Monday, October 10, 2011

Candidiasis (candidosis)

Opportunistic Mycosis



is caused by the yeast Candida albicans, and other Candida species, which are normal body flora found in the skin,mouth,vagina, and intestines.

Infections occur when competing bacterial flora are eliminated, for example, by antibacterial antibiotics, allowing the yeast to overgrow.

Oral Candidiasis:

Candida infections have various manifestations depending on the plaques on the oral mucosa, tongue, or gums. The plaques can become confluent and ulcerated and spread to the throat. Most HIV-positive individuals eventually develop oral candidiasis, which often spreads to the esophagus. The latter condition is considered an indicator of full-blown AIDS.

Vaginal Candidiasis:

it presents as itching and burning pain of the vulva and vagina, accompained by a thick or thin white discharge.

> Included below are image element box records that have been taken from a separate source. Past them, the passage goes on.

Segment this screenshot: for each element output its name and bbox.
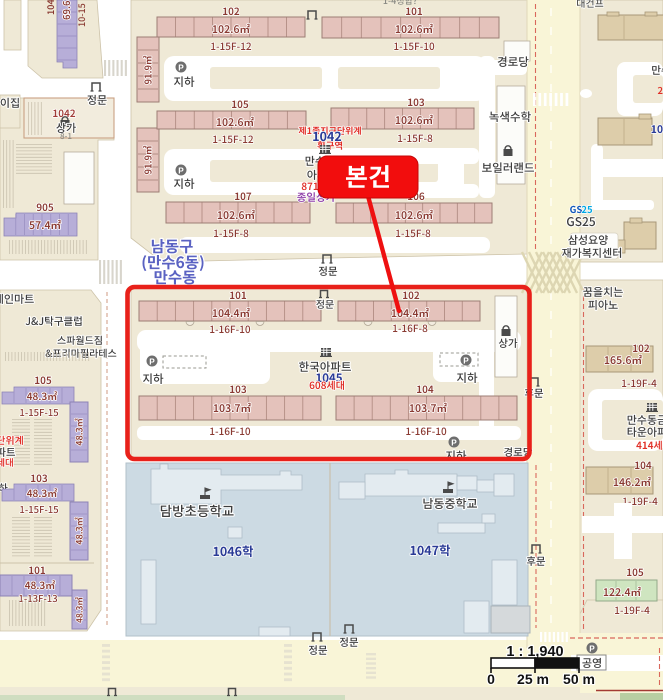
svg-text:50 m: 50 m (563, 671, 595, 687)
svg-text:P: P (589, 644, 595, 653)
svg-text:P: P (149, 357, 155, 366)
svg-text:P: P (178, 63, 184, 72)
svg-text:P: P (463, 356, 469, 365)
svg-text:P: P (451, 438, 457, 447)
svg-text:0: 0 (487, 671, 495, 687)
svg-text:P: P (178, 166, 184, 175)
svg-text:25 m: 25 m (517, 671, 549, 687)
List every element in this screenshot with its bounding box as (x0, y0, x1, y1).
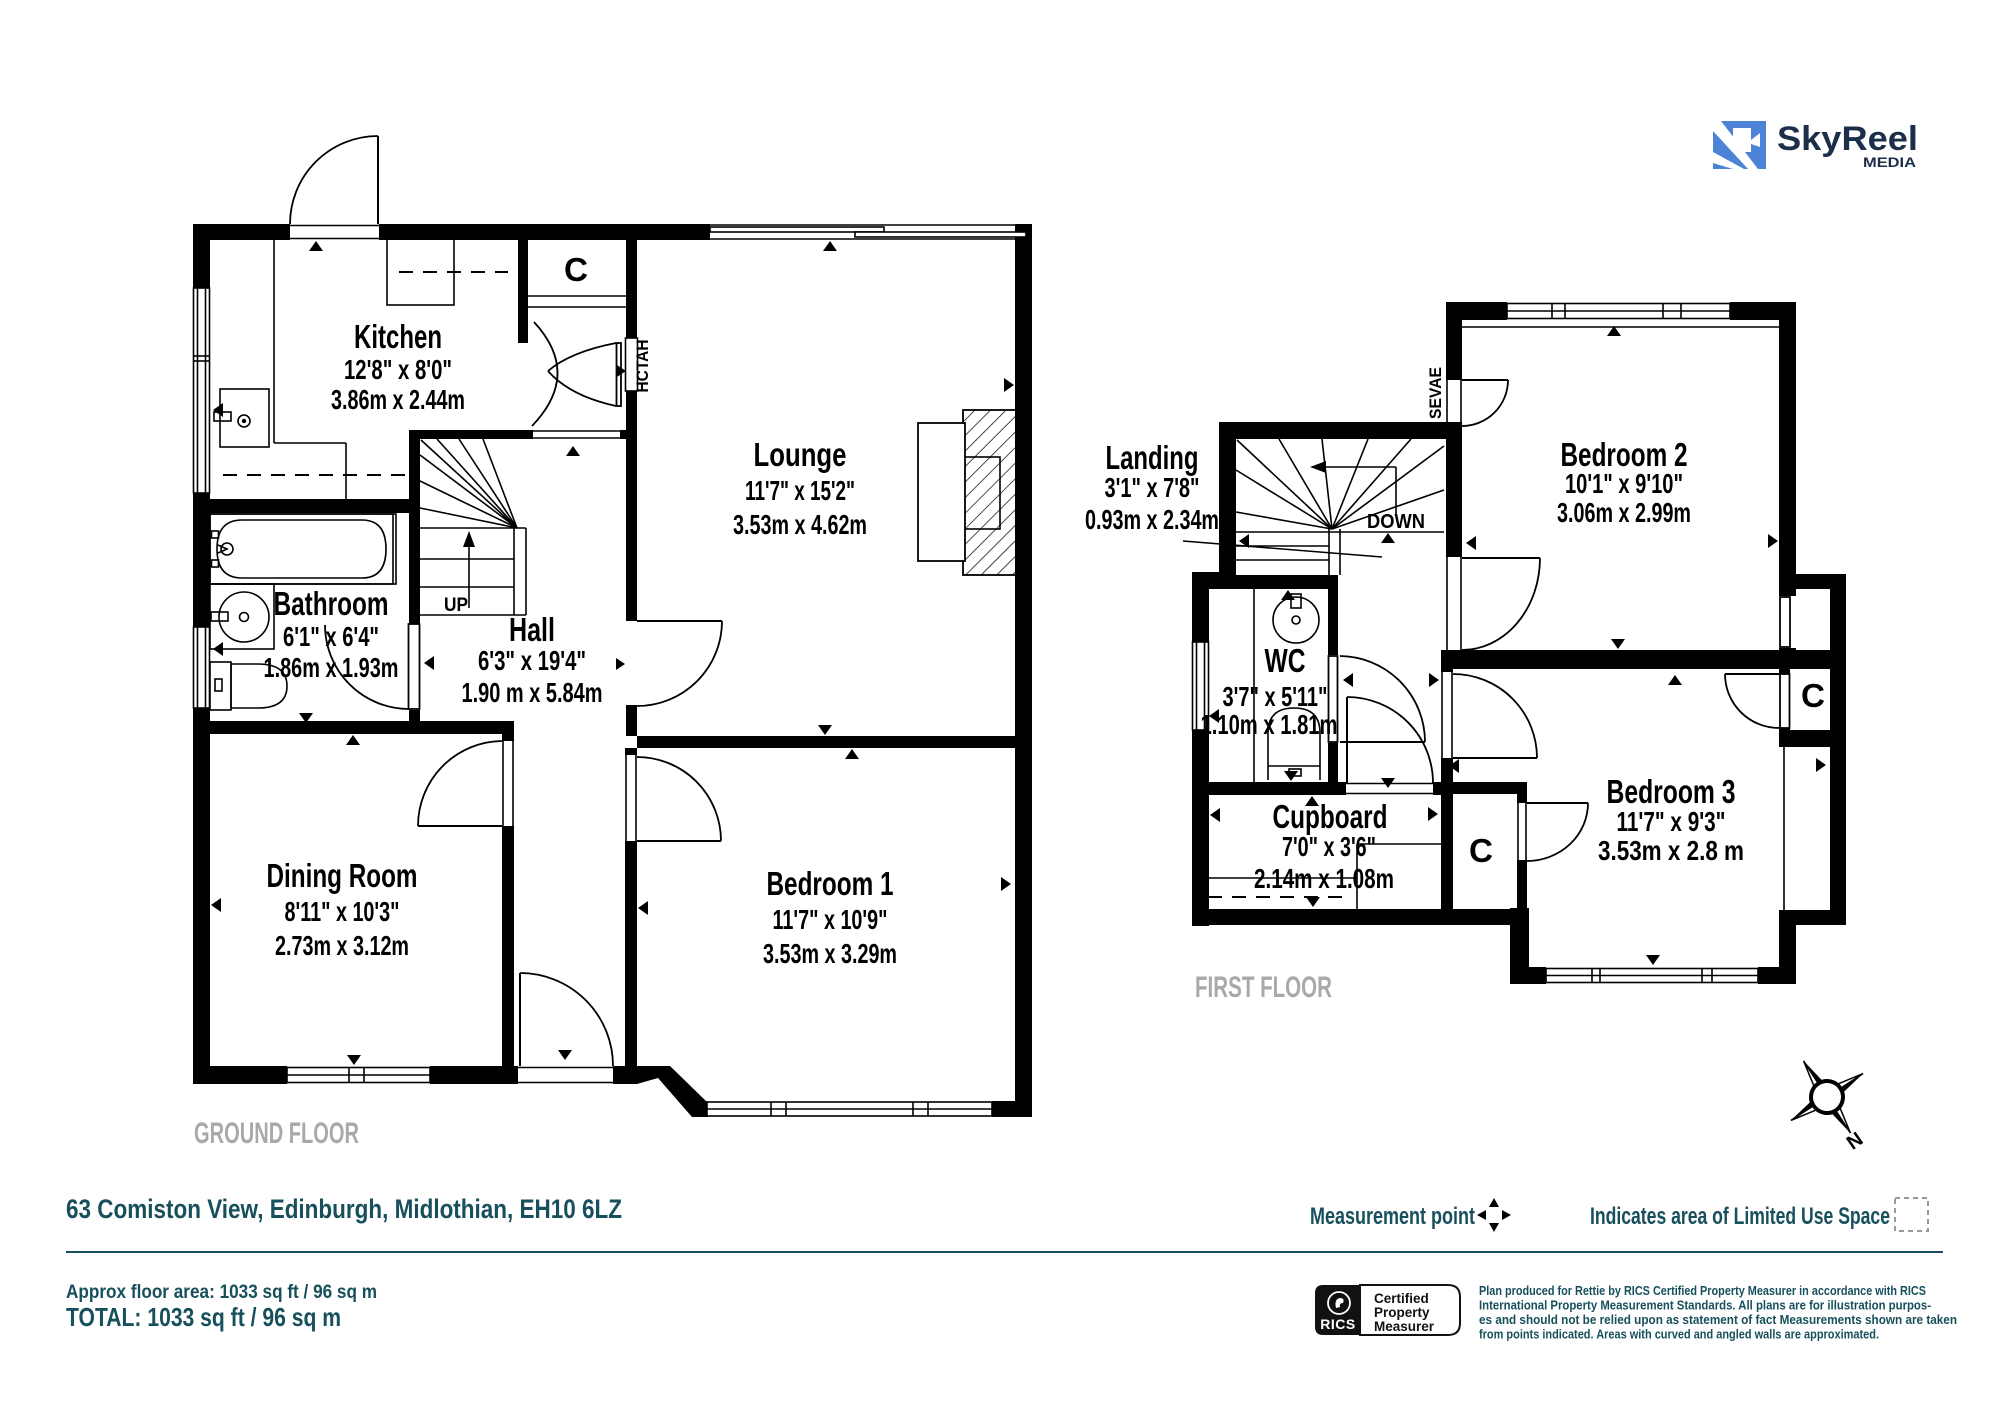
svg-text:3'7" x 5'11": 3'7" x 5'11" (1223, 681, 1328, 712)
svg-text:WC: WC (1265, 642, 1306, 679)
svg-text:C: C (564, 251, 588, 288)
svg-text:Indicates area of Limited Use: Indicates area of Limited Use Space (1590, 1203, 1890, 1230)
svg-text:Bedroom 3: Bedroom 3 (1607, 773, 1736, 810)
svg-text:Cupboard: Cupboard (1273, 798, 1388, 835)
svg-text:3.53m x 4.62m: 3.53m x 4.62m (733, 509, 867, 540)
svg-text:DOWN: DOWN (1367, 511, 1425, 533)
svg-text:SEVAE: SEVAE (1426, 367, 1445, 419)
svg-text:RICS: RICS (1320, 1316, 1355, 1332)
svg-text:3.53m x 3.29m: 3.53m x 3.29m (763, 938, 897, 969)
svg-text:63 Comiston View, Edinburgh, M: 63 Comiston View, Edinburgh, Midlothian,… (66, 1194, 622, 1224)
svg-text:10'1" x 9'10": 10'1" x 9'10" (1565, 468, 1683, 499)
svg-text:2.14m x 1.08m: 2.14m x 1.08m (1254, 863, 1394, 894)
svg-text:7'0" x 3'6": 7'0" x 3'6" (1282, 831, 1376, 862)
svg-text:International Property Measur: International Property Measurement Stand… (1479, 1299, 1931, 1313)
svg-text:Dining Room: Dining Room (267, 857, 418, 894)
svg-text:es and should not be relied up: es and should not be relied upon as stat… (1479, 1313, 1957, 1327)
svg-text:3.06m x 2.99m: 3.06m x 2.99m (1557, 497, 1691, 528)
svg-text:Approx floor area: 1033 sq ft: Approx floor area: 1033 sq ft / 96 sq m (66, 1281, 377, 1303)
svg-text:2.73m x 3.12m: 2.73m x 3.12m (275, 930, 409, 961)
svg-text:12'8" x 8'0": 12'8" x 8'0" (344, 354, 452, 385)
svg-text:6'3" x 19'4": 6'3" x 19'4" (478, 645, 586, 676)
svg-text:HCTAH: HCTAH (633, 340, 652, 393)
svg-text:11'7" x 15'2": 11'7" x 15'2" (745, 475, 855, 506)
svg-text:Kitchen: Kitchen (354, 318, 442, 355)
svg-text:11'7" x 10'9": 11'7" x 10'9" (773, 904, 888, 935)
svg-text:GROUND FLOOR: GROUND FLOOR (194, 1117, 359, 1150)
svg-text:Measurer: Measurer (1374, 1319, 1435, 1334)
svg-text:Certified: Certified (1374, 1291, 1429, 1306)
svg-text:3'1" x 7'8": 3'1" x 7'8" (1105, 472, 1200, 503)
svg-text:Plan produced for Rettie by RI: Plan produced for Rettie by RICS Certifi… (1479, 1284, 1926, 1298)
svg-text:FIRST FLOOR: FIRST FLOOR (1195, 971, 1332, 1004)
svg-text:Hall: Hall (509, 611, 555, 648)
svg-text:Landing: Landing (1106, 439, 1199, 476)
svg-text:6'1" x 6'4": 6'1" x 6'4" (283, 621, 379, 652)
svg-text:3.86m x 2.44m: 3.86m x 2.44m (331, 384, 465, 415)
svg-text:Bedroom 1: Bedroom 1 (767, 865, 894, 902)
svg-text:1.10m x 1.81m: 1.10m x 1.81m (1201, 709, 1338, 740)
svg-text:Property: Property (1374, 1305, 1430, 1320)
svg-text:Bathroom: Bathroom (274, 585, 389, 622)
svg-text:TOTAL: 1033 sq ft / 96 sq m: TOTAL: 1033 sq ft / 96 sq m (66, 1302, 341, 1332)
svg-text:8'11" x 10'3": 8'11" x 10'3" (285, 896, 400, 927)
svg-text:Measurement point: Measurement point (1310, 1203, 1475, 1230)
svg-text:UP: UP (444, 595, 468, 616)
svg-text:C: C (1469, 832, 1493, 869)
svg-text:0.93m x 2.34m: 0.93m x 2.34m (1085, 504, 1219, 535)
svg-text:3.53m x 2.8 m: 3.53m x 2.8 m (1598, 835, 1744, 866)
svg-text:C: C (1801, 677, 1825, 714)
svg-text:11'7" x 9'3": 11'7" x 9'3" (1617, 806, 1726, 837)
svg-text:1.90 m x 5.84m: 1.90 m x 5.84m (462, 677, 603, 708)
svg-text:from points indicated. Areas w: from points indicated. Areas with curved… (1479, 1328, 1879, 1342)
svg-text:1.86m x 1.93m: 1.86m x 1.93m (264, 652, 399, 683)
svg-text:Lounge: Lounge (754, 436, 847, 473)
svg-text:MEDIA: MEDIA (1863, 154, 1916, 170)
svg-text:SkyReel: SkyReel (1777, 120, 1918, 158)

HIV-positive females often experience recurrent vaginal candidiasis.

Systemic Candidiasis:
is a potentially life-threating infection that occurs in debilitated individuals, cancer patients ( with neutropenia secondary to chemotherapy), individuals on systemic corticosteroids, and patients treated with broad-spectrum antibiotics. Systemic candidiasis may involve the gastrointestinal tract, kidneys, liver, and spleen.

Treatment:

Both oral and vaginal infections are treated topically with nystatin or Clotrimazole. Oral systemic antifungal agents such as ketoconazole, fluconazole, and itraconazole are preferred for ease of administration and increased efficacy.
Amphotericin B by itself or in combination with flucytosine is used in systemic disease.